While a simple opposition to the idea of digital ID cards is easy to adopt, it would not solve any of Labour’s problems. There is an increasingly toxic debate about proving identity for newly arrived citizens, which is currently being won by Reform. Ordering all citizens to have a card is unviable, while giving Reform the cutting edge in outbidding Labour on requirements that they will always appear tougher is stupid.

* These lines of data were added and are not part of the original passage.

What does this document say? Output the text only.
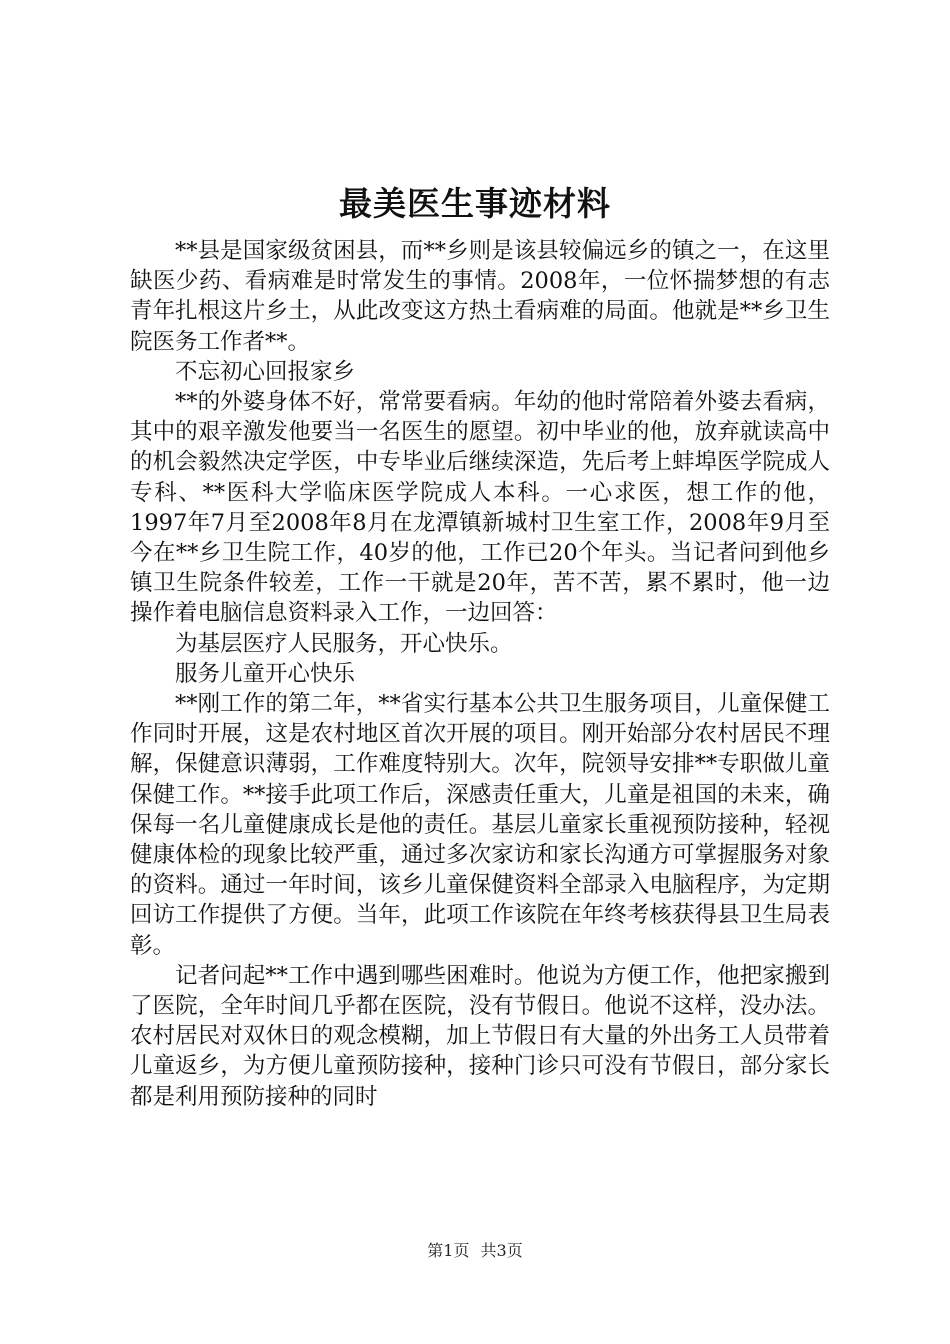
最美医生事迹材料

**县是国家级贫困县，而**乡则是该县较偏远乡的镇之一，在这里缺医少药、看病难是时常发生的事情。2008年，一位怀揣梦想的有志青年扎根这片乡土，从此改变这方热土看病难的局面。他就是**乡卫生院医务工作者**。

不忘初心回报家乡

**的外婆身体不好，常常要看病。年幼的他时常陪着外婆去看病，其中的艰辛激发他要当一名医生的愿望。初中毕业的他，放弃就读高中的机会毅然决定学医，中专毕业后继续深造，先后考上蚌埠医学院成人专科、**医科大学临床医学院成人本科。一心求医，想工作的他，1997年7月至2008年8月在龙潭镇新城村卫生室工作，2008年9月至今在**乡卫生院工作，40岁的他，工作已20个年头。当记者问到他乡镇卫生院条件较差，工作一干就是20年，苦不苦，累不累时，他一边操作着电脑信息资料录入工作，一边回答：

为基层医疗人民服务，开心快乐。

服务儿童开心快乐

**刚工作的第二年，**省实行基本公共卫生服务项目，儿童保健工作同时开展，这是农村地区首次开展的项目。刚开始部分农村居民不理解，保健意识薄弱，工作难度特别大。次年，院领导安排**专职做儿童保健工作。**接手此项工作后，深感责任重大，儿童是祖国的未来，确保每一名儿童健康成长是他的责任。基层儿童家长重视预防接种，轻视健康体检的现象比较严重，通过多次家访和家长沟通方可掌握服务对象的资料。通过一年时间，该乡儿童保健资料全部录入电脑程序，为定期回访工作提供了方便。当年，此项工作该院在年终考核获得县卫生局表彰。

记者问起**工作中遇到哪些困难时。他说为方便工作，他把家搬到了医院，全年时间几乎都在医院，没有节假日。他说不这样，没办法。农村居民对双休日的观念模糊，加上节假日有大量的外出务工人员带着儿童返乡，为方便儿童预防接种，接种门诊只可没有节假日，部分家长都是利用预防接种的同时

第1页 共3页
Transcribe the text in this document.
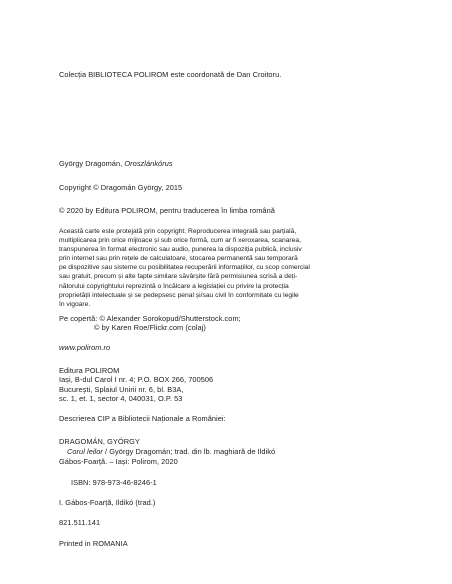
Colecția BIBLIOTECA POLIROM este coordonată de Dan Croitoru.
György Dragomán, Oroszlánkórus
Copyright © Dragomán György, 2015
© 2020 by Editura POLIROM, pentru traducerea în limba română
Această carte este protejată prin copyright. Reproducerea integrală sau parțială,
multiplicarea prin orice mijloace și sub orice formă, cum ar fi xeroxarea, scanarea,
transpunerea în format electronic sau audio, punerea la dispoziția publică, inclusiv
prin internet sau prin rețele de calculatoare, stocarea permanentă sau temporară
pe dispozitive sau sisteme cu posibilitatea recuperării informațiilor, cu scop comercial
sau gratuit, precum și alte fapte similare săvârșite fără permisiunea scrisă a deți-
nătorului copyrightului reprezintă o încălcare a legislației cu privire la protecția
proprietății intelectuale și se pedepsesc penal și/sau civil în conformitate cu legile
în vigoare.
Pe copertă: © Alexander Sorokopud/Shutterstock.com;
© by Karen Roe/Flickr.com (colaj)
www.polirom.ro
Editura POLIROM
Iași, B-dul Carol I nr. 4; P.O. BOX 266, 700506
București, Splaiul Unirii nr. 6, bl. B3A,
sc. 1, et. 1, sector 4, 040031, O.P. 53
Descrierea CIP a Bibliotecii Naționale a României:
DRAGOMÁN, GYÖRGY
Corul leilor / György Dragomán; trad. din lb. maghiară de Ildikó
Gábos-Foarță. – Iași: Polirom, 2020
ISBN: 978-973-46-8246-1
I. Gábos-Foarță, Ildikó (trad.)
821.511.141
Printed in ROMANIA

The sensible way forward, at low cost, is to make ID cards – non-digital and non-encumbered by a race to the bottom, involving requirements to be earned – a way for newly arrived and legally proven citizens to establish their right to live in the UK. That is a way to challenge the Reform UK stigmatisation agenda that newly qualified citizens have to play Russian roulette with two parties racing to the bottom to push migrants out on a limb. The Tory right scrapped ID cards in 2011, leaving a hole which both Reform and Labour are seeking to fill in. Non-digital ID cards can be firmly designed to prove identity, for example, including a fingerprint. The Labour government can extract itself from the Digital ID swamp by confining ID cards in practice to newly arrived citizens who have no other way to prove identity. Further, it would put Reform UK and those of similar views in an extremist ghetto by showing it aims to exclude the newly arrived citizen from settling in Britain.
The author wishes to thank David Cummings for the historical material in this piece.